Mieux informer la clientèle

Les CFF sont d’autant plus attentifs à l’état de leur réseau – ils investissent 2,1 milliards chaque année dans l’entretien – que le chemin de fer est perçu comme étant le moyen de locomotion le plus écologique. C’est d’ailleurs sur ce mode de déplacement que s’appuie de plus en plus la desserte des grandes manifestations. Cette année, 1900 trains spéciaux ont été prévus pour répondre aux besoins de la Fête des Vignerons (1000), de la Züri-Fest (450) et de la Fête fédérale de gymnastique, qui a eu lieu à Aarau en juin. «Nous n’avons pas eu autant de trains supplémentaires depuis Expo.02», souligne Linus Looser.

La canicule pose un autre défi: la température à l’intérieur des voitures. Environ 4100 véhicules sont équipés de 7200 appareils de climatisation, ce qui représente 94% des trains voyageurs des CFF. Ce pourcentage doit grimper à 97% (8000 appareils) l’année prochaine.

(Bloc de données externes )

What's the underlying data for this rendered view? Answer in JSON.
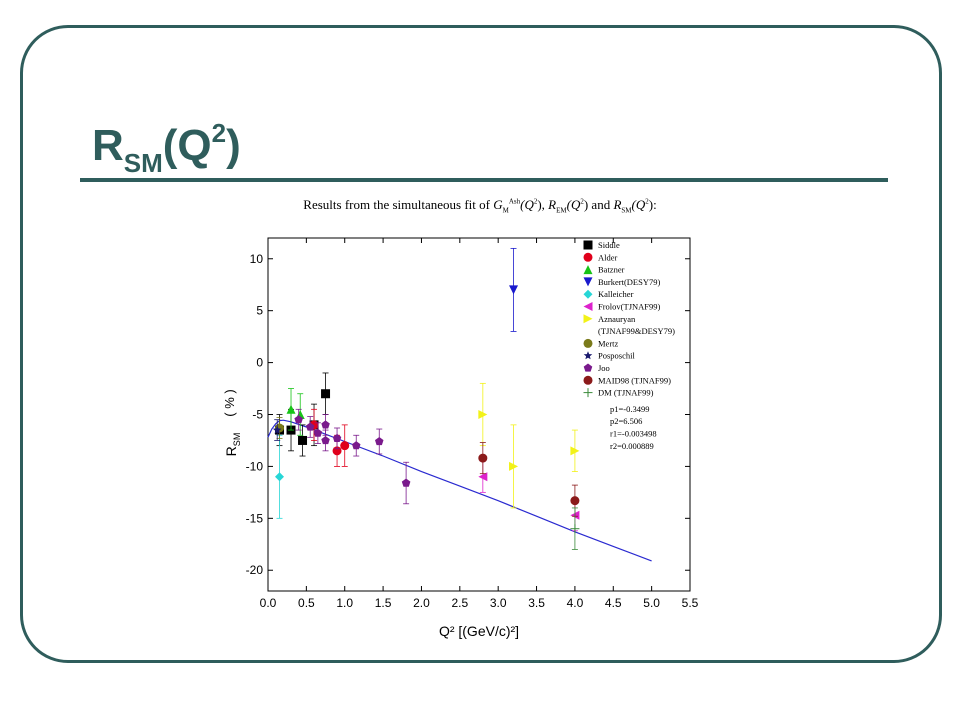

Les températures visées sont inférieures de 5 à 7°C à la chaleur extérieure, mais les installations atteignent leurs limites lorsque celle-ci grimpe à 35°C, voire plus. Or, plus il fait chaud, plus le risque de défectuosité – 13 cas par an en moyenne – augmente.

La semaine qui débute s’annonce ainsi critique. Mais il reste un autre secteur sensible: l’information à la clientèle. Les CFF assurent qu’ils font des efforts pour améliorer la qualité de leurs annonces, qui se font par haut-parleurs sur les quais et dans les trains, par des panneaux en gare et par les applications en ligne. Mais cela reste le talon d’Achille de l’ancienne régie, l’un des motifs les plus fréquents de la colère des usagers lorsque leur train ne circule plus.